Alex se despiu completamente ao contar a sua vida na mais nova biografia assinada por Marcos Eduardo Neves. Em uma das passagens mais polêmicas do livro, ele relembra um outro episódio vivido com o técnico Luiz Felipe Scolari, seu algoz na ausência da Copa de 2002.

Em um dos seus primeiros clássicos com a camisa do Palmeiras, que o contratou junto ao Coritiba no meio de 1997, o meia se envolveu em uma episódio inusitado em um duelo contra o Corinthians. Com o Timão vencendo por 2x1 até o final, Alex recebeu uma bola dentro da área e se jogou. O árbitro deu o pênalti e Zinho converteu, igualando o placar minutos antes do fim do jogo.
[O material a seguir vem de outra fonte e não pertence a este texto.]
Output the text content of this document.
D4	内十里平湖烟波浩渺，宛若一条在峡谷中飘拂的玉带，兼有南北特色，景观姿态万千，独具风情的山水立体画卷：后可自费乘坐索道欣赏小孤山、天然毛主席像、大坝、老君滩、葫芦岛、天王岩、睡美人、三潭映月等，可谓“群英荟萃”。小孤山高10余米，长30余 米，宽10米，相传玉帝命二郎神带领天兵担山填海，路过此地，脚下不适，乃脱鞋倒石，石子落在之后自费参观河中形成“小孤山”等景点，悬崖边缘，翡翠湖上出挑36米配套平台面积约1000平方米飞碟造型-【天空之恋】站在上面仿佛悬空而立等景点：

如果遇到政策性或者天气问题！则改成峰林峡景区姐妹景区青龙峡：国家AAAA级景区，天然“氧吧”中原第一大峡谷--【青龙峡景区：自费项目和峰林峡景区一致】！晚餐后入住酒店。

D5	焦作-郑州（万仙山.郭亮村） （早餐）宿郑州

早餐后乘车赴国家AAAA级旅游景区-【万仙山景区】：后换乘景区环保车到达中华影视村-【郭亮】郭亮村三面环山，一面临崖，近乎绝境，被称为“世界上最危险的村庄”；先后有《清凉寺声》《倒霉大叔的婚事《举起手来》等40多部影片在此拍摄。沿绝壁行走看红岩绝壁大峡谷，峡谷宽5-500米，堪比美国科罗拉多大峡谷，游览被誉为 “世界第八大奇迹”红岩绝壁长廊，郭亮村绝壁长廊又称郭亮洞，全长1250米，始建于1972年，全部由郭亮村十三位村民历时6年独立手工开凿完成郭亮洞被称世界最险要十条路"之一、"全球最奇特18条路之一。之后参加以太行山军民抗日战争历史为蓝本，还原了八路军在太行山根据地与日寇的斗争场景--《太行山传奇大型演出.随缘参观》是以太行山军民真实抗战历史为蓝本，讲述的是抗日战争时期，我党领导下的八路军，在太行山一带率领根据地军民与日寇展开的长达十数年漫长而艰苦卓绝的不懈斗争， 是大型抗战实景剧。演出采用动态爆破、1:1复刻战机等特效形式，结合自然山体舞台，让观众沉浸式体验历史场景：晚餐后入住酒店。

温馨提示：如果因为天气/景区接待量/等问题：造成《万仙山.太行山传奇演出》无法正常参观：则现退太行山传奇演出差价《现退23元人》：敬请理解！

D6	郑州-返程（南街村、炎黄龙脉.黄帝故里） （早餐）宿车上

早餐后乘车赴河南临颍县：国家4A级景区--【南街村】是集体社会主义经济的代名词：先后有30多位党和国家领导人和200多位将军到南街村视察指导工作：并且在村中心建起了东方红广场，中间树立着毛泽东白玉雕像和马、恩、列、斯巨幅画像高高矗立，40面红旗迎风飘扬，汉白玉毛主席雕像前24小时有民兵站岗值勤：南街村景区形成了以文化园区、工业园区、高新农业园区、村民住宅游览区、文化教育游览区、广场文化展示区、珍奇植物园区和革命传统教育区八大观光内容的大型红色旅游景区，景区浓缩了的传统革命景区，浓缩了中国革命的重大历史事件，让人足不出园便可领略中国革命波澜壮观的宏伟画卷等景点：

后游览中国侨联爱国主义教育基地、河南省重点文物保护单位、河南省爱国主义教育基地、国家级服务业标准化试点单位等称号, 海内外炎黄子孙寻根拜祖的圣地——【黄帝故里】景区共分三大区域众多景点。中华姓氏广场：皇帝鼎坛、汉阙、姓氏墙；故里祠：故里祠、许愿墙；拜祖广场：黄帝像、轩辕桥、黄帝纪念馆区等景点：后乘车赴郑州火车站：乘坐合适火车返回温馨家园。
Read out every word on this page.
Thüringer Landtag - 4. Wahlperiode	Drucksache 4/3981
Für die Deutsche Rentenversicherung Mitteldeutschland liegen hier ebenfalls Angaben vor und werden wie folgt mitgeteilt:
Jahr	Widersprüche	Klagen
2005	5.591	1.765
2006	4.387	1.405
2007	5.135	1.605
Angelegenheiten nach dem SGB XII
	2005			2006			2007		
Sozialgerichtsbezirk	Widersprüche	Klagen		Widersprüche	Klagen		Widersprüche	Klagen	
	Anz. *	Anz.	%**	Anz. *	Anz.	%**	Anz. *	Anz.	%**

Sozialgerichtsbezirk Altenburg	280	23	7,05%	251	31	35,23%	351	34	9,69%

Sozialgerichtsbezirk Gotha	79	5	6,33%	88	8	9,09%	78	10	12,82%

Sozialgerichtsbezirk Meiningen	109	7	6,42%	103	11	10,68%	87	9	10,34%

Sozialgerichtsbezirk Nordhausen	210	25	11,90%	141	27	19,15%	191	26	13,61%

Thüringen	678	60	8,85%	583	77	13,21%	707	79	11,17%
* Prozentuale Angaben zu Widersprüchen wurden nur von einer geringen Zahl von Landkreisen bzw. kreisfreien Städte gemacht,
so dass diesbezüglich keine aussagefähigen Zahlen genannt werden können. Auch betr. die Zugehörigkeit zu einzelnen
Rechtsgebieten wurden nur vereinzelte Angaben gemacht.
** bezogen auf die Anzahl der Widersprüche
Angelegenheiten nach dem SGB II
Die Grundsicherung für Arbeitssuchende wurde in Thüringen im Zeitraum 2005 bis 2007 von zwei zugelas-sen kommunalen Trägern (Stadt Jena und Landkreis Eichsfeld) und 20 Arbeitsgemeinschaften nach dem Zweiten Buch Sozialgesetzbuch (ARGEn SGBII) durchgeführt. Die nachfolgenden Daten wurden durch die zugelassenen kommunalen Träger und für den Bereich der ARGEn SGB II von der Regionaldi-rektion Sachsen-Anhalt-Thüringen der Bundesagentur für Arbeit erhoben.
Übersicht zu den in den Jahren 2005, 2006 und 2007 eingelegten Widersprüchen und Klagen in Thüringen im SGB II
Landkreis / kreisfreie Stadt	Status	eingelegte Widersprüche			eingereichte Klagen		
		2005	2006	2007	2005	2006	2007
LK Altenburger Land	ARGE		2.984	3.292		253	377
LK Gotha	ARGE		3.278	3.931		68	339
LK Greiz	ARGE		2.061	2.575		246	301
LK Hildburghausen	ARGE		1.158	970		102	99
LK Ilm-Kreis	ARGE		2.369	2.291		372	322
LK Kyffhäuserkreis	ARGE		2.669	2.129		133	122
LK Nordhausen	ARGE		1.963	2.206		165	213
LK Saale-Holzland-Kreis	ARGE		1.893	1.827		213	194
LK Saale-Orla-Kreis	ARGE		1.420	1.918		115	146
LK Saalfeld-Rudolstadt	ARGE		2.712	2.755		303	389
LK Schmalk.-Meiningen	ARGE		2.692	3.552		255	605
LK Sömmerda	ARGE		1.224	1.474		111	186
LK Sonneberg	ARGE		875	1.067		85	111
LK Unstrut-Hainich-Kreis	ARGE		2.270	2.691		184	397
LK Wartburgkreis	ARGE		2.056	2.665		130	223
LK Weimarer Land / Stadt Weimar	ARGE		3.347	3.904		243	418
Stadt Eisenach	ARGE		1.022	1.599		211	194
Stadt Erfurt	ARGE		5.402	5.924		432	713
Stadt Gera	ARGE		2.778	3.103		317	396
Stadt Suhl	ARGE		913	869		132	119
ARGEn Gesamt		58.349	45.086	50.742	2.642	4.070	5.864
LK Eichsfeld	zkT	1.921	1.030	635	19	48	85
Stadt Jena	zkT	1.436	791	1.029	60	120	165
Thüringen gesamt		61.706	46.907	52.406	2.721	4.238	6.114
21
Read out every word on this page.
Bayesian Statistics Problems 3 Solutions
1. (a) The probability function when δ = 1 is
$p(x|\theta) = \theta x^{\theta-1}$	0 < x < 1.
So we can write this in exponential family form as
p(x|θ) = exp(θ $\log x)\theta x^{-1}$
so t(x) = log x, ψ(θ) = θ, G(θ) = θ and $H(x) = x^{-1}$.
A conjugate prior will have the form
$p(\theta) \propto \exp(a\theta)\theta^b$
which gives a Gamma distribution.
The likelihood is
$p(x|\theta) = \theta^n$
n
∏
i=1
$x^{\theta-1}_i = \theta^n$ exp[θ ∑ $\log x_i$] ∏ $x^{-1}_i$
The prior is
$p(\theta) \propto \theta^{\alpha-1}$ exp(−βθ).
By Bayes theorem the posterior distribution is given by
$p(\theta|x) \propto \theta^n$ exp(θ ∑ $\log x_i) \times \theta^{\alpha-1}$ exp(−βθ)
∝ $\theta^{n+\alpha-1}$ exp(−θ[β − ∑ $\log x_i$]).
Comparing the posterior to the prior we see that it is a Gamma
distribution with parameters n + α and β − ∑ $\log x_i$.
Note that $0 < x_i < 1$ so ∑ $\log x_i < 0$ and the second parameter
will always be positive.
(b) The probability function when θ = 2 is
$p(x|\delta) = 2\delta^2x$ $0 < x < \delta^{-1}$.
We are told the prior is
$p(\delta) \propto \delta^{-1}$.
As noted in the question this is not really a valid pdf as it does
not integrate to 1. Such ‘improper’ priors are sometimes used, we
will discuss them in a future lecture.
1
Na saída ao vestiário, os repórteres vieram direto em Alex. Perguntaram, de pronto, se havia sido pênalti. Em uma sinceridade incomum no meio do #Futebol, ele disse: “Ele deu, mas não foi, não. O zagueiro tocou na bola”. Dias depois, na Academia de Futebol do Palmeiras, Felipão o chamou para uma conversa reservada.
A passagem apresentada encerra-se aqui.